Premature infants often require a breathing tube and mechanical ventilation as a mainstay in their therapy. It can be difficult to predict when these patients are ready to come off the ventilator (extubate). In a study from Pediatric Research, experts from Children’s National Hospital describe a model to predict the success of extubation using markers of autonomic tone (rest and digest versus fight or flight response). This study was led by Suma Hoffman, M.D., neonatologist and co-authored by Adré J. du Plessis, M.B.Ch.B., M.P.H., division chief of Prenatal Pediatrics Institute, Sarah Schlatterer, M.D., prenatal and neonatal neurologist, and Rathinaswamy B. Govindan, Ph.D.
The team deployed a study of 89 infants less than 28 weeks.
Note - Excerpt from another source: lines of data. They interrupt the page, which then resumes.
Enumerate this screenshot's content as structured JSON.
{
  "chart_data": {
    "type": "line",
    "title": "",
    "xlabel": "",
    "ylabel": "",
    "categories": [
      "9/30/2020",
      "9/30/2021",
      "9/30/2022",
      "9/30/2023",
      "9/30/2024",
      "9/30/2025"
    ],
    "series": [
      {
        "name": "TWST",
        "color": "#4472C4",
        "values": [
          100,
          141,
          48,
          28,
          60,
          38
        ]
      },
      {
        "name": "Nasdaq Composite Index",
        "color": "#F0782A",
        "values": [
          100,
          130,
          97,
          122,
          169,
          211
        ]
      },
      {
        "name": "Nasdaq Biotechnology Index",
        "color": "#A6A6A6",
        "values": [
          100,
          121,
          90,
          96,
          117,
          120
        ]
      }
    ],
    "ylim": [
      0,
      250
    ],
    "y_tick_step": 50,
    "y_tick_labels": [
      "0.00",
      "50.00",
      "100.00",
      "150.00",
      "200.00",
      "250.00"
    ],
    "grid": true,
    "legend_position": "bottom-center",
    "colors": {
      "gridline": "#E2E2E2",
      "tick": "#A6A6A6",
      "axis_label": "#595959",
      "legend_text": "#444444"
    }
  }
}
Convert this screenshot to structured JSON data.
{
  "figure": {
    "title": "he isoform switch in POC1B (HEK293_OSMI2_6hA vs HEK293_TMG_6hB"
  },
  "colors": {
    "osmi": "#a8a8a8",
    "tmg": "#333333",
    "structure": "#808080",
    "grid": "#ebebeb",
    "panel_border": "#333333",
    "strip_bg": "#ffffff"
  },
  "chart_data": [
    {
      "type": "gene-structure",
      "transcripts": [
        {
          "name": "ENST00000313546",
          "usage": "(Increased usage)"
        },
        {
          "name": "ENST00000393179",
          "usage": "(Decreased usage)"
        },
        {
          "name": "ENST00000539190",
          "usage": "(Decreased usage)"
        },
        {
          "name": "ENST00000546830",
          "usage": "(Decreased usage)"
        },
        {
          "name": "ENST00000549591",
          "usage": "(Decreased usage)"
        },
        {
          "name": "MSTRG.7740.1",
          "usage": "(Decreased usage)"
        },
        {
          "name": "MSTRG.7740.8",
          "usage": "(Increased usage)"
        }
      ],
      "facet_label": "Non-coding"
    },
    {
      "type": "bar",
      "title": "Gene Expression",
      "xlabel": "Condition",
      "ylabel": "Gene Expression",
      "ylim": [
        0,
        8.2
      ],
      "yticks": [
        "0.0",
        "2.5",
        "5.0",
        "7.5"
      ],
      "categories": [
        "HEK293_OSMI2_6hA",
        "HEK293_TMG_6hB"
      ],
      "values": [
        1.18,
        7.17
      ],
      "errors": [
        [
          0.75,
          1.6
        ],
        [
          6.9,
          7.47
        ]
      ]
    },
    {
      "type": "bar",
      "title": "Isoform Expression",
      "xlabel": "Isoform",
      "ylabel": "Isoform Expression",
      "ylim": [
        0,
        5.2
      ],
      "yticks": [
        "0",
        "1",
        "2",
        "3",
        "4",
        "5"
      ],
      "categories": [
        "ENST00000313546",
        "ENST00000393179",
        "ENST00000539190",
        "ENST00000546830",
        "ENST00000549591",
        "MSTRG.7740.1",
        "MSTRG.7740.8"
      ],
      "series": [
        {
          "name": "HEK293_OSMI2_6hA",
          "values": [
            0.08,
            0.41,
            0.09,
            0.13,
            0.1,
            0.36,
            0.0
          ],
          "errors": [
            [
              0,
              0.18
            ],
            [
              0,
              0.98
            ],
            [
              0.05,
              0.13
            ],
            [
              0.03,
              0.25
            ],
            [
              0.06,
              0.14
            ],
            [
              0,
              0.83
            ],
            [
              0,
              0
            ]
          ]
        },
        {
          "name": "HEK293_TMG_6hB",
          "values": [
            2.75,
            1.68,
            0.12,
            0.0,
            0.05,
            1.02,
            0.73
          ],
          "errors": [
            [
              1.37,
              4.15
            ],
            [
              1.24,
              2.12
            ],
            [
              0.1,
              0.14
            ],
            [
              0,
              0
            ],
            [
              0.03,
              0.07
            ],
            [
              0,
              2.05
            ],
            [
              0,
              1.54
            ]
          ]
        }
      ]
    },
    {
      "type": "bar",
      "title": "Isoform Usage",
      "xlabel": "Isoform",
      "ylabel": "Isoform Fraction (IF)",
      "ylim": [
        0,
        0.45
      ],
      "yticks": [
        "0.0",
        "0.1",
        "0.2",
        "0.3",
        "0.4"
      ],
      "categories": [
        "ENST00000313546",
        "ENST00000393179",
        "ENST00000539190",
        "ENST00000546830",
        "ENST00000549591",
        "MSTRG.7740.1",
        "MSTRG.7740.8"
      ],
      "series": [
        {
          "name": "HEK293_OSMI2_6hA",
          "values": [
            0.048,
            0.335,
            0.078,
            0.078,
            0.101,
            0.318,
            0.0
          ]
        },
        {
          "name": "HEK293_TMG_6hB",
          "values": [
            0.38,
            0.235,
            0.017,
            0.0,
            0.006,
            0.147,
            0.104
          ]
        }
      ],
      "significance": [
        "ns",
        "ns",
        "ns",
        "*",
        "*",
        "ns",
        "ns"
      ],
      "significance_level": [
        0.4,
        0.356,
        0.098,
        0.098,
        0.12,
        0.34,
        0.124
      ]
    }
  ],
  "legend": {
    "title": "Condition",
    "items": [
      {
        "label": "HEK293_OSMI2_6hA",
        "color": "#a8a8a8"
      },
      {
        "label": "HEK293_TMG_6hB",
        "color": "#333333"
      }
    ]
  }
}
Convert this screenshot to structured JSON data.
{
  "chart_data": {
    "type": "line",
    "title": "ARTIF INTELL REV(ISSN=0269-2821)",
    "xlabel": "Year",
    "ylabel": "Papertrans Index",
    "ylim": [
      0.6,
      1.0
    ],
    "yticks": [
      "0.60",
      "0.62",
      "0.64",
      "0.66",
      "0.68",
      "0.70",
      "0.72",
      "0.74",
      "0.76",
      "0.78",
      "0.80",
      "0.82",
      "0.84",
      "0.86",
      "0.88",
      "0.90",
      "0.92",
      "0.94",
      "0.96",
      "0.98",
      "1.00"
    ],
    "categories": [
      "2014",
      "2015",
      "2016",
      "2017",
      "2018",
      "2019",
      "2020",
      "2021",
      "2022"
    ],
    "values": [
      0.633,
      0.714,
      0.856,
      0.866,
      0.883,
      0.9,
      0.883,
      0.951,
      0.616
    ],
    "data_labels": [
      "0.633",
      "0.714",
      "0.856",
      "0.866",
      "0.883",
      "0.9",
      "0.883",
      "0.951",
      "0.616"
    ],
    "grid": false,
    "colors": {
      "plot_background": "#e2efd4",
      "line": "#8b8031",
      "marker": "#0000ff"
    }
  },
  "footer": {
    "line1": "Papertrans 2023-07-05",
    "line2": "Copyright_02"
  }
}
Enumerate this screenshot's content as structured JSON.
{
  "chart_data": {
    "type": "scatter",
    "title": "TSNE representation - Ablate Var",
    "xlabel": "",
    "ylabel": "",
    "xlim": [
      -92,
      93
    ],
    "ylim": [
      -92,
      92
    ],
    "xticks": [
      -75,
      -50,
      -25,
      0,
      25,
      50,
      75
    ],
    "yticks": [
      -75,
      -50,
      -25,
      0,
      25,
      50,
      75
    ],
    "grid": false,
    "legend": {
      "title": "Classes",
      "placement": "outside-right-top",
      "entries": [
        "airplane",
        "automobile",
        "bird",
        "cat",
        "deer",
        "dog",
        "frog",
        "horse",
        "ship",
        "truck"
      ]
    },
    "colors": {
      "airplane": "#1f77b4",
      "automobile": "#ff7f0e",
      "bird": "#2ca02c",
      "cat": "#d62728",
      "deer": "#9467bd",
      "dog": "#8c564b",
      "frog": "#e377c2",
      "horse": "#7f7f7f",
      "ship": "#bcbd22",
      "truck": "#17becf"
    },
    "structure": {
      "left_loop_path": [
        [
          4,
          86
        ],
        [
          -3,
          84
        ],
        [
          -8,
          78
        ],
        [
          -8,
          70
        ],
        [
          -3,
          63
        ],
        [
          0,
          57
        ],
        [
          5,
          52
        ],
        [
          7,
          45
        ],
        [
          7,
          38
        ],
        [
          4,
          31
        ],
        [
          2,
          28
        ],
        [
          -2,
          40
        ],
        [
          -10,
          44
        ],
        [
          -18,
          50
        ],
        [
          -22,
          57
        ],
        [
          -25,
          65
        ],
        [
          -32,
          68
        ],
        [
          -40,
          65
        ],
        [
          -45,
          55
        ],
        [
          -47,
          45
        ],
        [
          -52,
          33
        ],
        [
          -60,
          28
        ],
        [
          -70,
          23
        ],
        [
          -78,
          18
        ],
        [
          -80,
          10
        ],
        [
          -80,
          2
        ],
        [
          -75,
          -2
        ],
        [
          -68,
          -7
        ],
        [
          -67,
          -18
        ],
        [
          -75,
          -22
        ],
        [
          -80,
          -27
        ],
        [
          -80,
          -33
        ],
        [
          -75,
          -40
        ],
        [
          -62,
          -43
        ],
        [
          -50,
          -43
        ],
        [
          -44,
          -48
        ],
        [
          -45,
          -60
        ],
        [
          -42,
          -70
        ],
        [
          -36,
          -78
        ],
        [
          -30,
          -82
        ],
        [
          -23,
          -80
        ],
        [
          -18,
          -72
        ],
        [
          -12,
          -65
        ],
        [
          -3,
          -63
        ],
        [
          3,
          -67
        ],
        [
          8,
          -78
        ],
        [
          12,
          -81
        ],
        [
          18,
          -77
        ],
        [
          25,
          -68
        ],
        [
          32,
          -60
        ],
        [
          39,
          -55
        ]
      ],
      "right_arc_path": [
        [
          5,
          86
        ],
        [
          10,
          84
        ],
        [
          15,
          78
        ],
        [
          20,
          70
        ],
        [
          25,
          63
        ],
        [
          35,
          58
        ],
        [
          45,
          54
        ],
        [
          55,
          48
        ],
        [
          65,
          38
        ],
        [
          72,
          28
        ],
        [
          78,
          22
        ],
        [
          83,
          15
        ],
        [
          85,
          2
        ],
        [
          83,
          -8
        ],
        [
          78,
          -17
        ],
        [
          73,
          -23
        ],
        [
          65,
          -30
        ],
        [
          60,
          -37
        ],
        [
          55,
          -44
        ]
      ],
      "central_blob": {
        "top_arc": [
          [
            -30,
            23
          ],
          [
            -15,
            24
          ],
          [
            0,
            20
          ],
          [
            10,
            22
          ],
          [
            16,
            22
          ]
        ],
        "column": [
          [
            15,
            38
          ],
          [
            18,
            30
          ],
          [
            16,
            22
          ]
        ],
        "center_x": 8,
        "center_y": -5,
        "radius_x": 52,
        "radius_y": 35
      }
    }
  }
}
Heart rate variability (HRV) metrics 24 hours prior to extubation were compared for those with and without extubation success within 72 hours. Receiver-operating curve analysis was conducted to determine the predictive ability of each metric and a predictive model was created.
Conclusions show that extubation success is associated with HRV. The authors demonstrate an autonomic imbalance with low sympathetic and elevated parasympathetic tone in those who failed. α1, a marker of sympathetic tone, was noted to be the best predictor of extubation success especially when incorporated into a clinical model.